Le «Gestioni autonome» della cultura: sì al rigore, ma senza distruggere la parte sana ed efficiente del sistema. Tagli lineari è la risposta del Governo tecnico
Panico e smarrimento tra gli amministratori locali. Governatori e assessori alla cultura regionali sono alle prese con un'apparentemente abbastanza disperata campagna per sottrarre alla mannaia le fondazioni, le agenzie e le società di servizi culturali.
Non si discute sia fondamentale un maggior sistema di controlli e accountability, che occorra ridurre sprechi e inefficienze, che necessitino nuove regole di governance, ma il DL 95 del 6 luglio, detto «Spending review», porta il titolo «Disposizioni urgenti per la revisione della spesa pubblica con invarianza dei servizi ai cittadini», non sarà tale e non discrimina tra realtà deboli e virtuose.
Gli effetti saranno pesanti e non solo in termini di minori introiti pubblici.
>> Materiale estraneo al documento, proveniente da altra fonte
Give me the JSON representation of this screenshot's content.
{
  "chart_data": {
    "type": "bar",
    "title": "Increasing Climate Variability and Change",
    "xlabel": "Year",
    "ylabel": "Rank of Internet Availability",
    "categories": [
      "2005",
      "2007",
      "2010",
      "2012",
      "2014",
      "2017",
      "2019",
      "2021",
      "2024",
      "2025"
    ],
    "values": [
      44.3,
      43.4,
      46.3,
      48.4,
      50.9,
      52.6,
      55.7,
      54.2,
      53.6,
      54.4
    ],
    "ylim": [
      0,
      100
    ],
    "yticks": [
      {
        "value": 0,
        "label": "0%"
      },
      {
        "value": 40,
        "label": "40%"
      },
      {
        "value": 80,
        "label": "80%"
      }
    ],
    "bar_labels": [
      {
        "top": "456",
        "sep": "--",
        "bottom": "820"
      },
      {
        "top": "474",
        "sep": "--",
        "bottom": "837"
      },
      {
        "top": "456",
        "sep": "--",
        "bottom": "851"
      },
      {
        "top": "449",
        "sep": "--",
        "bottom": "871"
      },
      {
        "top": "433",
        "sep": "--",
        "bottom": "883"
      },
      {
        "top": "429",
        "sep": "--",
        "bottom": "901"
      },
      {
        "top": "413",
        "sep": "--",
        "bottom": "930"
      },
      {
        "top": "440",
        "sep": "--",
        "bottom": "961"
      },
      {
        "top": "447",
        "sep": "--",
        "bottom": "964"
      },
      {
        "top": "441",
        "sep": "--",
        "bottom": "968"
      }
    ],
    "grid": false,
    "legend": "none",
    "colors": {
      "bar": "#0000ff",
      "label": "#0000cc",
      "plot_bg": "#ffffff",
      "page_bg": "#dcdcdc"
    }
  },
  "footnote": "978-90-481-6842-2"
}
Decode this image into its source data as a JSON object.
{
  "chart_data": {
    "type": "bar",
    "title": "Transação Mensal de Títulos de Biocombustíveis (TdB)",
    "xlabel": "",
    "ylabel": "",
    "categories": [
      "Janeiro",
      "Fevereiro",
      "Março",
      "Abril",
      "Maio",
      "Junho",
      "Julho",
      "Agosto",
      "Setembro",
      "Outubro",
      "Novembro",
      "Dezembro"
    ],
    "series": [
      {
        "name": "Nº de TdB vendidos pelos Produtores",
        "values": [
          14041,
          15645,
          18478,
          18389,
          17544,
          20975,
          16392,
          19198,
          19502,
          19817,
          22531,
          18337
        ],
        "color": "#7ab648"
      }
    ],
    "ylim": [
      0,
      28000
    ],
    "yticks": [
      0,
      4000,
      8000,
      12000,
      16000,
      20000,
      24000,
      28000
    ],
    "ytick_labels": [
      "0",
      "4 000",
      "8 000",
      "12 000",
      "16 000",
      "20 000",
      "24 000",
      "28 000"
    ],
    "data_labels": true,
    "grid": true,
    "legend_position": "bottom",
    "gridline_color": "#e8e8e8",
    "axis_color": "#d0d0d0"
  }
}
Se la linea governativa dovesse passare, si imporrà una riflessione radicale sulle politiche locali, pena l'indebolimento ulteriore del settore culturale a «danno della qualità della vita dei cittadini, della diffusione di conoscenza, ma anche dell'economia reale e della competitività del Paese», dice Roberto Grossi, Presidente di Federculture che con Anci è al lavoro per predisporre emendamenti che ci fanno comprendere la rilevanza della posta in gioco.
Azzera di fatto le esperienze positive di gestione autonome, ovvero i soggetti giuridici, quelle aziende di «servizio pubblico», gestori di beni e attività culturali (musei, teatri, parchi e biblioteche) creati dagli enti locali che, seppur nell'eterogeneità della qualità e dei risultati, negli ultimi quindici anni hanno strutturato il sistema di offerta culturale e turistica del Paese.
Contenitori giuridici che, grazie alla presenza nella compagine sociale di soggetti, anche privati, diversi dell'ente locale, hanno significato l'avvio di un processo necessario di crescita delle competenze nel management culturale, integrando compiti svolti dal pubblico con risorse, e non solo economiche, del privato.
Cosa accadrà?
L'art. 4 impone lo scioglimento o l'alienazione di tutte le società partecipate da pubbliche amministrazioni e fa divieto agli enti quali associazioni e fondazioni di ricevere contributi pubblici.
L'art. 9 prevede la soppressione e l'accorpamento da parte di Comuni, Province e Regioni di enti di qualsiasi natura giuridica che svolgano funzioni e il divieto ad istituire enti di qualunque natura giuridica che svolgano funzioni fondamentali ed amministrative previste dagli articoli 117 e 188 della Costituzione.
Vengono soppressi e ricondotti nell'apparato burocratico (art. 12 comma 59) la Fondazione Valore Italia che, senza contributi pubblici, ha promosso le piccole e medie imprese italiane del design, settore per il quale siamo paese leader per l'export nel G8 (19 miliardi) e il Centro Sperimentale diCinematografia che rappresenta la più importante istituzione italiana di insegnamento, ricerca e sperimentazione nel campo della cinematografia.
E' atteso per la settimana il momento della verità.